Viviane de Santana Paulo | Berlim, 02/8/2013
Floriano Martins (Fortaleza, 1957). Poeta, ensaísta, tradutor e editor. Diretor da Agulha Revista de Cultura [www.revista.agulha.nom.br] e da ARC Edições. Estudioso do Surrealismo e de poesia de língua espanhola. Tradutor de Federico García Lorca, Guillermo Cabrera Infante, Pablo Antonio Cuadra e Aldo Pellegrini. Alguns de seus livros de poemas: Cenizas del sol [edição trilíngue, com o escultor Edgar Zúñiga] (Costa Rica, 2001), Tres estudios para un amor loco [tradução de Marta Spagnuolo] (México, 2006), Duas mentiras (Brasil, 2008), Teatro imposible [tradução de Marta Spagnuolo] (Caracas, 2008), A alma desfeita em corpo (Portugal, 2009), Fuego en las cartas (edição bilíngue, tradução de Blanca Luz Pulido] (Espanha, 2009), Autobiografia de um truque (Brasil, 2010), Delante del fuego [traducción de Benjamín Valdivia] (México, 2010), Abismanto [com Viviane de Santana Paulo] (Brasil, 2012). arcflorianomartins@gmail.com.

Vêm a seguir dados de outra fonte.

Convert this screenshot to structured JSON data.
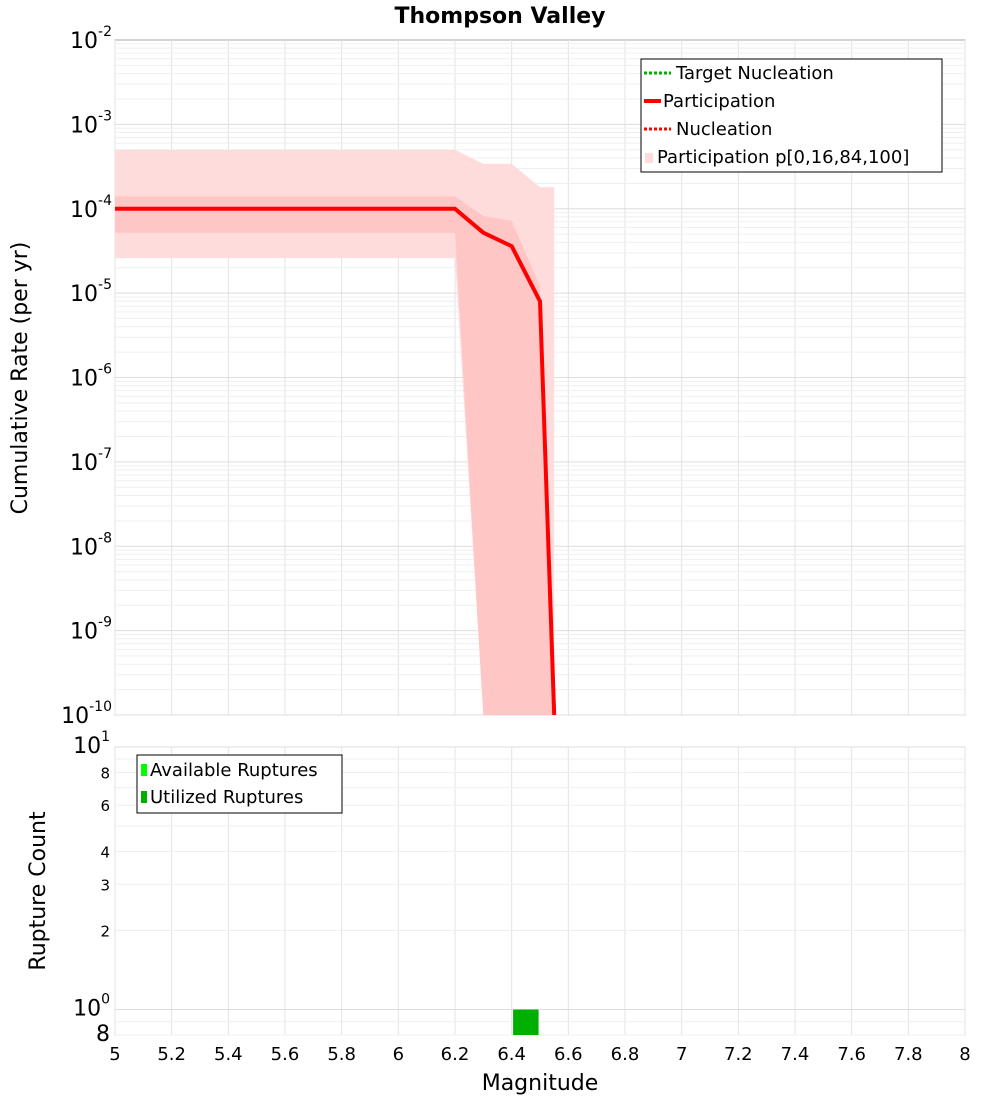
{
  "chart_data": [
    {
      "type": "line",
      "title": "Thompson Valley",
      "xlabel": "Magnitude",
      "ylabel": "Cumulative Rate (per yr)",
      "xlim": [
        5,
        8
      ],
      "ylim": [
        1e-10,
        0.01
      ],
      "y_scale": "log",
      "grid": true,
      "legend_placement": "top-right",
      "x_ticks": [
        "5",
        "5.2",
        "5.4",
        "5.6",
        "5.8",
        "6",
        "6.2",
        "6.4",
        "6.6",
        "6.8",
        "7",
        "7.2",
        "7.4",
        "7.6",
        "7.8",
        "8"
      ],
      "y_ticks": [
        {
          "base": "10",
          "exp": "-2"
        },
        {
          "base": "10",
          "exp": "-3"
        },
        {
          "base": "10",
          "exp": "-4"
        },
        {
          "base": "10",
          "exp": "-5"
        },
        {
          "base": "10",
          "exp": "-6"
        },
        {
          "base": "10",
          "exp": "-7"
        },
        {
          "base": "10",
          "exp": "-8"
        },
        {
          "base": "10",
          "exp": "-9"
        },
        {
          "base": "10",
          "exp": "-10"
        }
      ],
      "series": [
        {
          "name": "Target Nucleation",
          "color": "#00b000",
          "style": "dotted",
          "x": [],
          "y": []
        },
        {
          "name": "Participation",
          "color": "#ff0000",
          "style": "solid",
          "x": [
            5.0,
            5.1,
            5.2,
            5.3,
            5.4,
            5.5,
            5.6,
            5.7,
            5.8,
            5.9,
            6.0,
            6.1,
            6.2,
            6.3,
            6.4,
            6.5,
            6.55
          ],
          "y": [
            0.0001,
            0.0001,
            0.0001,
            0.0001,
            0.0001,
            0.0001,
            0.0001,
            0.0001,
            0.0001,
            0.0001,
            0.0001,
            0.0001,
            0.0001,
            5.2e-05,
            3.6e-05,
            8e-06,
            1e-10
          ]
        },
        {
          "name": "Nucleation",
          "color": "#ff0000",
          "style": "dotted",
          "x": [
            5.0,
            5.1,
            5.2,
            5.3,
            5.4,
            5.5,
            5.6,
            5.7,
            5.8,
            5.9,
            6.0,
            6.1,
            6.2,
            6.3,
            6.4,
            6.5,
            6.55
          ],
          "y": [
            0.0001,
            0.0001,
            0.0001,
            0.0001,
            0.0001,
            0.0001,
            0.0001,
            0.0001,
            0.0001,
            0.0001,
            0.0001,
            0.0001,
            0.0001,
            5.2e-05,
            3.6e-05,
            8e-06,
            1e-10
          ]
        }
      ],
      "bands": [
        {
          "name": "Participation p[0,16,84,100]",
          "color": "#ffdcdc",
          "x": [
            5.0,
            6.2,
            6.3,
            6.4,
            6.5,
            6.55
          ],
          "lower": [
            2.6e-05,
            2.6e-05,
            1e-10,
            1e-10,
            1e-10,
            1e-10
          ],
          "upper": [
            0.0005,
            0.0005,
            0.00034,
            0.00034,
            0.00018,
            0.00018
          ]
        },
        {
          "name": "",
          "color": "#ffc6c6",
          "x": [
            5.0,
            6.2,
            6.3,
            6.4,
            6.5,
            6.55
          ],
          "lower": [
            5.2e-05,
            5.2e-05,
            1e-10,
            1e-10,
            1e-10,
            1e-10
          ],
          "upper": [
            0.00014,
            0.00014,
            8.2e-05,
            7.2e-05,
            1.2e-05,
            1e-10
          ]
        }
      ],
      "legend": [
        {
          "label": "Target Nucleation",
          "color": "#00b000",
          "style": "dotted"
        },
        {
          "label": "Participation",
          "color": "#ff0000",
          "style": "solid"
        },
        {
          "label": "Nucleation",
          "color": "#ff0000",
          "style": "dotted"
        },
        {
          "label": "Participation p[0,16,84,100]",
          "color": "#ffdcdc",
          "style": "band"
        }
      ]
    },
    {
      "type": "bar",
      "xlabel": "Magnitude",
      "ylabel": "Rupture Count",
      "xlim": [
        5,
        8
      ],
      "ylim": [
        0.8,
        10
      ],
      "y_scale": "log",
      "grid": true,
      "legend_placement": "top-left",
      "y_ticks": [
        {
          "base": "10",
          "exp": "1"
        },
        {
          "base": "8",
          "exp": ""
        },
        {
          "base": "6",
          "exp": ""
        },
        {
          "base": "4",
          "exp": ""
        },
        {
          "base": "3",
          "exp": ""
        },
        {
          "base": "2",
          "exp": ""
        },
        {
          "base": "10",
          "exp": "0"
        },
        {
          "base": "8",
          "exp": ""
        }
      ],
      "series": [
        {
          "name": "Available Ruptures",
          "color": "#00ff00",
          "x": [],
          "values": []
        },
        {
          "name": "Utilized Ruptures",
          "color": "#00b000",
          "x": [
            6.45
          ],
          "values": [
            1
          ]
        }
      ],
      "bar_width": 0.09,
      "legend": [
        {
          "label": "Available Ruptures",
          "color": "#00ff00"
        },
        {
          "label": "Utilized Ruptures",
          "color": "#00b000"
        }
      ]
    }
  ]
}
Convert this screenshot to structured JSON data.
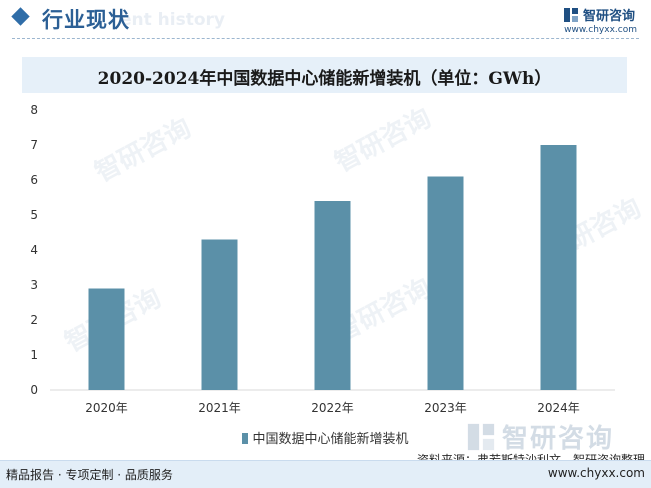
{
  "header": {
    "title": "行业现状",
    "bg_text": "ent history",
    "brand_name": "智研咨询",
    "brand_url": "www.chyxx.com"
  },
  "watermark": "智研咨询",
  "chart_data": {
    "type": "bar",
    "title": "2020-2024年中国数据中心储能新增装机（单位：GWh）",
    "categories": [
      "2020年",
      "2021年",
      "2022年",
      "2023年",
      "2024年"
    ],
    "series": [
      {
        "name": "中国数据中心储能新增装机",
        "values": [
          2.9,
          4.3,
          5.4,
          6.1,
          7.0
        ]
      }
    ],
    "ylim": [
      0,
      8
    ],
    "yticks": [
      0,
      1,
      2,
      3,
      4,
      5,
      6,
      7,
      8
    ],
    "grid": false,
    "legend": "bottom-center",
    "color": "#5b90a8"
  },
  "source": "资料来源：弗若斯特沙利文、智研咨询整理",
  "footer": {
    "left": "精品报告 · 专项定制 · 品质服务",
    "right": "www.chyxx.com"
  }
}
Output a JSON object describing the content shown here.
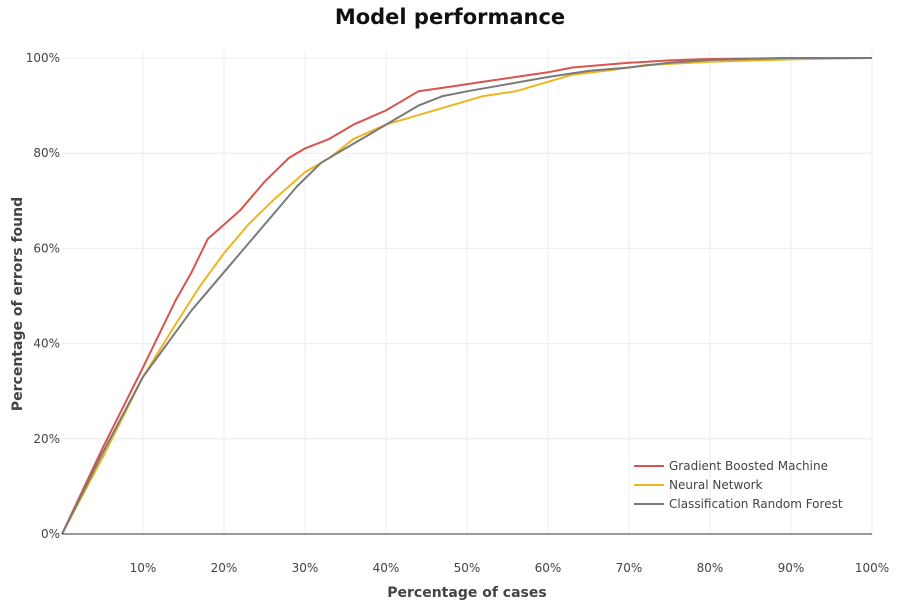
{
  "colors": {
    "background": "#ffffff",
    "grid": "#ececec",
    "axis_line": "#333333"
  },
  "chart_data": {
    "type": "line",
    "title": "Model performance",
    "xlabel": "Percentage of cases",
    "ylabel": "Percentage of errors found",
    "xlim": [
      0,
      100
    ],
    "ylim": [
      0,
      100
    ],
    "x_ticks": [
      10,
      20,
      30,
      40,
      50,
      60,
      70,
      80,
      90,
      100
    ],
    "x_tick_labels": [
      "10%",
      "20%",
      "30%",
      "40%",
      "50%",
      "60%",
      "70%",
      "80%",
      "90%",
      "100%"
    ],
    "y_ticks": [
      0,
      20,
      40,
      60,
      80,
      100
    ],
    "y_tick_labels": [
      "0%",
      "20%",
      "40%",
      "60%",
      "80%",
      "100%"
    ],
    "grid": true,
    "legend_position": "bottom-right",
    "series": [
      {
        "name": "Gradient Boosted Machine",
        "color": "#d9534f",
        "points": [
          [
            0,
            0
          ],
          [
            5,
            18
          ],
          [
            10,
            35
          ],
          [
            14,
            49
          ],
          [
            16,
            55
          ],
          [
            18,
            62
          ],
          [
            20,
            65
          ],
          [
            22,
            68
          ],
          [
            25,
            74
          ],
          [
            28,
            79
          ],
          [
            30,
            81
          ],
          [
            33,
            83
          ],
          [
            36,
            86
          ],
          [
            40,
            89
          ],
          [
            44,
            93
          ],
          [
            48,
            94
          ],
          [
            52,
            95
          ],
          [
            56,
            96
          ],
          [
            60,
            97
          ],
          [
            63,
            98
          ],
          [
            70,
            99
          ],
          [
            75,
            99.5
          ],
          [
            80,
            99.8
          ],
          [
            90,
            100
          ],
          [
            100,
            100
          ]
        ]
      },
      {
        "name": "Neural Network",
        "color": "#f0b41e",
        "points": [
          [
            0,
            0
          ],
          [
            5,
            16
          ],
          [
            10,
            33
          ],
          [
            14,
            44
          ],
          [
            17,
            52
          ],
          [
            20,
            59
          ],
          [
            23,
            65
          ],
          [
            26,
            70
          ],
          [
            30,
            76
          ],
          [
            33,
            79
          ],
          [
            36,
            83
          ],
          [
            40,
            86
          ],
          [
            44,
            88
          ],
          [
            48,
            90
          ],
          [
            52,
            92
          ],
          [
            56,
            93
          ],
          [
            60,
            95
          ],
          [
            63,
            96.5
          ],
          [
            68,
            97.5
          ],
          [
            72,
            98.5
          ],
          [
            80,
            99.2
          ],
          [
            90,
            99.7
          ],
          [
            100,
            100
          ]
        ]
      },
      {
        "name": "Classification Random Forest",
        "color": "#7a7a7a",
        "points": [
          [
            0,
            0
          ],
          [
            5,
            17
          ],
          [
            10,
            33
          ],
          [
            13,
            40
          ],
          [
            16,
            47
          ],
          [
            20,
            55
          ],
          [
            23,
            61
          ],
          [
            26,
            67
          ],
          [
            29,
            73
          ],
          [
            32,
            78
          ],
          [
            35,
            81
          ],
          [
            38,
            84
          ],
          [
            41,
            87
          ],
          [
            44,
            90
          ],
          [
            47,
            92
          ],
          [
            50,
            93
          ],
          [
            55,
            94.5
          ],
          [
            60,
            96
          ],
          [
            65,
            97.3
          ],
          [
            70,
            98
          ],
          [
            75,
            99
          ],
          [
            80,
            99.6
          ],
          [
            90,
            100
          ],
          [
            100,
            100
          ]
        ]
      }
    ]
  }
}
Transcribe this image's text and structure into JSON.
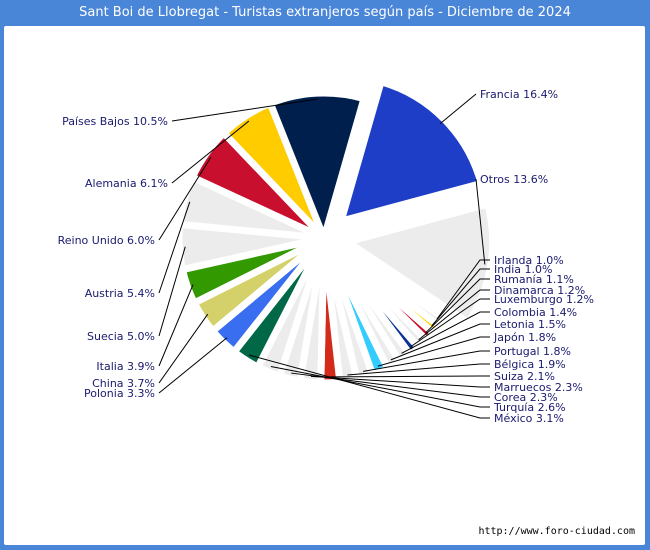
{
  "chart_data": {
    "type": "pie",
    "title": "Sant Boi de Llobregat - Turistas extranjeros según país - Diciembre de 2024",
    "slices": [
      {
        "name": "Francia",
        "value": 16.4,
        "label": "Francia 16.4%",
        "color": "#1e3ec8",
        "exploded": true
      },
      {
        "name": "Otros",
        "value": 13.6,
        "label": "Otros 13.6%",
        "color": "#ececec",
        "exploded": true
      },
      {
        "name": "Irlanda",
        "value": 1.0,
        "label": "Irlanda 1.0%",
        "color": "#ececec"
      },
      {
        "name": "India",
        "value": 1.0,
        "label": "India 1.0%",
        "color": "#ffd700"
      },
      {
        "name": "Rumanía",
        "value": 1.1,
        "label": "Rumanía 1.1%",
        "color": "#c8102e"
      },
      {
        "name": "Dinamarca",
        "value": 1.2,
        "label": "Dinamarca 1.2%",
        "color": "#ececec"
      },
      {
        "name": "Luxemburgo",
        "value": 1.2,
        "label": "Luxemburgo 1.2%",
        "color": "#0a3296"
      },
      {
        "name": "Colombia",
        "value": 1.4,
        "label": "Colombia 1.4%",
        "color": "#ececec"
      },
      {
        "name": "Letonia",
        "value": 1.5,
        "label": "Letonia 1.5%",
        "color": "#ececec"
      },
      {
        "name": "Japón",
        "value": 1.8,
        "label": "Japón 1.8%",
        "color": "#33ccff"
      },
      {
        "name": "Portugal",
        "value": 1.8,
        "label": "Portugal 1.8%",
        "color": "#ececec"
      },
      {
        "name": "Bélgica",
        "value": 1.9,
        "label": "Bélgica 1.9%",
        "color": "#ececec"
      },
      {
        "name": "Suiza",
        "value": 2.1,
        "label": "Suiza 2.1%",
        "color": "#d42a1a"
      },
      {
        "name": "Marruecos",
        "value": 2.3,
        "label": "Marruecos 2.3%",
        "color": "#ececec"
      },
      {
        "name": "Corea",
        "value": 2.3,
        "label": "Corea 2.3%",
        "color": "#ececec"
      },
      {
        "name": "Turquía",
        "value": 2.6,
        "label": "Turquía 2.6%",
        "color": "#ececec"
      },
      {
        "name": "México",
        "value": 3.1,
        "label": "México 3.1%",
        "color": "#006847"
      },
      {
        "name": "Polonia",
        "value": 3.3,
        "label": "Polonia 3.3%",
        "color": "#3a6ef0"
      },
      {
        "name": "China",
        "value": 3.7,
        "label": "China 3.7%",
        "color": "#d4d06a"
      },
      {
        "name": "Italia",
        "value": 3.9,
        "label": "Italia 3.9%",
        "color": "#339900"
      },
      {
        "name": "Suecia",
        "value": 5.0,
        "label": "Suecia 5.0%",
        "color": "#ececec"
      },
      {
        "name": "Austria",
        "value": 5.4,
        "label": "Austria 5.4%",
        "color": "#ececec"
      },
      {
        "name": "Reino Unido",
        "value": 6.0,
        "label": "Reino Unido 6.0%",
        "color": "#c8102e"
      },
      {
        "name": "Alemania",
        "value": 6.1,
        "label": "Alemania 6.1%",
        "color": "#ffcc00"
      },
      {
        "name": "Países Bajos",
        "value": 10.5,
        "label": "Países Bajos 10.5%",
        "color": "#001f4d"
      }
    ]
  },
  "footer": {
    "source": "http://www.foro-ciudad.com"
  }
}
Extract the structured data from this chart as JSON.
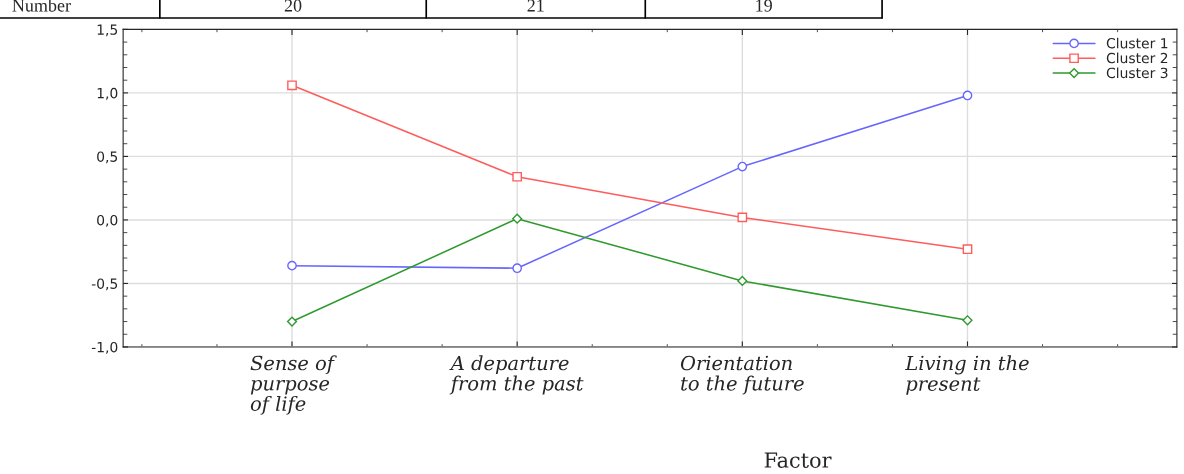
{
  "chart_data": {
    "type": "line",
    "xlabel": "Factor",
    "categories": [
      "Sense of\npurpose\nof life",
      "A departure\nfrom the past",
      "Orientation\nto the future",
      "Living in the\npresent"
    ],
    "series": [
      {
        "name": "Cluster 1",
        "color": "#6666ff",
        "marker": "circle",
        "values": [
          -0.36,
          -0.38,
          0.42,
          0.98
        ]
      },
      {
        "name": "Cluster 2",
        "color": "#ff5c5c",
        "marker": "square",
        "values": [
          1.06,
          0.34,
          0.02,
          -0.23
        ]
      },
      {
        "name": "Cluster 3",
        "color": "#2e9a2e",
        "marker": "diamond",
        "values": [
          -0.8,
          0.01,
          -0.48,
          -0.79
        ]
      }
    ],
    "ylim": [
      -1.0,
      1.5
    ],
    "yticks": [
      {
        "value": -1.0,
        "label": "-1,0"
      },
      {
        "value": -0.5,
        "label": "-0,5"
      },
      {
        "value": 0.0,
        "label": "0,0"
      },
      {
        "value": 0.5,
        "label": "0,5"
      },
      {
        "value": 1.0,
        "label": "1,0"
      },
      {
        "value": 1.5,
        "label": "1,5"
      }
    ],
    "grid": true,
    "legend": "top right",
    "line_style": "solid",
    "annotations": [
      "Number",
      "20",
      "21",
      "19"
    ]
  }
}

Valdir Rocha (São Paulo, 1951) é pintor, desenhista, escultor e gravador, com dedicação às artes plásticas desde 1967. Parte expressiva de suas obras está reproduzida nos seguintes livros: Mentiras, Verdades-meias e Casos Veros (desenhos, pinturas, esculturas e textos diversos), São Paulo, 1994; Xilogravuras, São Paulo, 2001; Cabeças. São Paulo, 2002; Gravuras em Metal, São Paulo, 2002; Títeres de Ninguém, Florianópolis, 2005; SÓS (desenhos e pinturas sobre papel impresso), São Paulo, 2010; e Confidências (desenhos e pinturas sobre papel impresso), São Paulo, 2013. A obra de Valdir Rocha é objeto de diversas monografias, como as seguintes: A Escultura de Valdir Rocha, de Mirian de Carvalho, São Paulo, 2004, e O Desenho de Valdir Rocha, de Péricles Prade, São Paulo, 2010. Em 2012, foi publicado o livro Só sobre SÓS, de Valdir Rocha, coordenado por Péricles Prade, Florianópolis, com textos de 17 autores. Realizou exposições individuais e participou de algumas coletivas. vr@valdirrocha.art.br.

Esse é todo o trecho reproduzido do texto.